Midkine immunoreactivity was quantitatively scored according to the percentage of positive cells and staining intensity. The staining intensity was graded as follows: negative=0; weak=1; moderate=2; and strong=3. The percentage of positively stained cells was scored as follows: <5%=0; 6-25%=1; 26-50%=2; 51-75%=3; and >76%=4. The final score was determined by multiplying the staining score and proportion score (intensity score × proportion score). The final staining score ranged from 0 to 12. For the statistical analysis, final staining scores of 0-4 and 6-12 were designated as low and high expression, respectively.

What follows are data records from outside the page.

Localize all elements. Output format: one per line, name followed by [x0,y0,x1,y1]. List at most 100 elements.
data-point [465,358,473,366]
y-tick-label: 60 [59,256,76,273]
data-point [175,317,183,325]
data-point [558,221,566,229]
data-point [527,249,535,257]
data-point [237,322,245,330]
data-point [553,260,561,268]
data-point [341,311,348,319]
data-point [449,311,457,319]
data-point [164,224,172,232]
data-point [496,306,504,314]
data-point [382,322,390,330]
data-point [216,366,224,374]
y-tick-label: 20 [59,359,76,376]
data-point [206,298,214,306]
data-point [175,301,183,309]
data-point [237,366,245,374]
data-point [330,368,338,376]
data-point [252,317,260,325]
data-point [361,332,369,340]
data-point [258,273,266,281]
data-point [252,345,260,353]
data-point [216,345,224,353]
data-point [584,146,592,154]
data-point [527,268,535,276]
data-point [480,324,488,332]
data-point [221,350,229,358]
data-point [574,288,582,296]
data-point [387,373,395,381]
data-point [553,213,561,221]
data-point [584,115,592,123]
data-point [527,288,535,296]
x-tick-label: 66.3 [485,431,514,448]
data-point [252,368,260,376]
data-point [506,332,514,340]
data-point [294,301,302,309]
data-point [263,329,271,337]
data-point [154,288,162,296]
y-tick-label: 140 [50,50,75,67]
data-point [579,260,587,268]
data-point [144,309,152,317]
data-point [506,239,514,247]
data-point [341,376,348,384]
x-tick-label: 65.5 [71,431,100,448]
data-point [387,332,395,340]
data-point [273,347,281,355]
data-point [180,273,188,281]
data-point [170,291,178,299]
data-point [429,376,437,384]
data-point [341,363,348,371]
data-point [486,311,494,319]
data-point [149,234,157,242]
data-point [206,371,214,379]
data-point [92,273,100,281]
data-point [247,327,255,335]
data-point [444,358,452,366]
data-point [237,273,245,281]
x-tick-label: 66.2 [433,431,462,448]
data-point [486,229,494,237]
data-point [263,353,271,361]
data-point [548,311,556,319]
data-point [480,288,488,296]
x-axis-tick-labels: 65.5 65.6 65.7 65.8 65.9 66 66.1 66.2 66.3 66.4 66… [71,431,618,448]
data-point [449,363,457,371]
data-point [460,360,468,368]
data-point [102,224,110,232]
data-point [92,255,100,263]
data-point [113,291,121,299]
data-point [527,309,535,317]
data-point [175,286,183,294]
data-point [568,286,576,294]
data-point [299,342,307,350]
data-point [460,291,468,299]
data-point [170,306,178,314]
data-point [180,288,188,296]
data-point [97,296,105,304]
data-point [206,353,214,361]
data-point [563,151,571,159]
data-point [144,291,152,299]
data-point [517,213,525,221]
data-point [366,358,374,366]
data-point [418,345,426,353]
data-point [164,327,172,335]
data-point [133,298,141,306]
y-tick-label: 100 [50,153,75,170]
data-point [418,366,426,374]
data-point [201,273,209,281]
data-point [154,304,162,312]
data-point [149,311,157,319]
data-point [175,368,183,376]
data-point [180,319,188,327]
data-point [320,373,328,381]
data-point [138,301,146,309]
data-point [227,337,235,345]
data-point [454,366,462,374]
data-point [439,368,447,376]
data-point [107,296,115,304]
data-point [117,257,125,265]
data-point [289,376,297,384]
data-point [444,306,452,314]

CEA, NSE and CFRA21-1 assays

CEA (reference 0.00-0.50 μg/l), NSE (reference 0.00-16.30 ng/ml) and CYFRA21-1 (reference 0.00-3.30 ng/ml) assays were performed on a fully automated ADVIA Centaur analyzer (Siemens Healthcare Diagnostics, New York, USA). These assays were based on the chemiluminescent reaction principle.

Statistical analysis

SPSS 20.0 for Windows software system (SPSS Inc., Chicago, IL) and GraphPad Prism 5 (Version X; La Jolla, CA, USA) were used for the statistical analyses. Differences between the groups were analyzed using the Mann-Whitney U test and Fisher’s exact test. Univariate ANOVA analysis and the least significant differences (LSD) test was used to compare the means of more than two independent groups. The cut-off values for the serum midkine levels to predict the presence of NSCLC were determined using ROC curves. The overall survival rates of patients with NSCLC were calculated using the Kaplan–Meier method and were analyzed using the log-rank test. The multivariate analysis was performed using Cox’s proportional hazards regression model. Differences or correlations with P values <0.05 were considered statistically significant.

ACKNOWLEDGMENTS

The authors thank all of the patients who participated, without whom this study would not have been possible. This work was supported by the Science and Technology Planning Project of Guangdong Province, China (2013B022000052).

CONFLICTS OF INTEREST

The authors declare no conflicts of interest.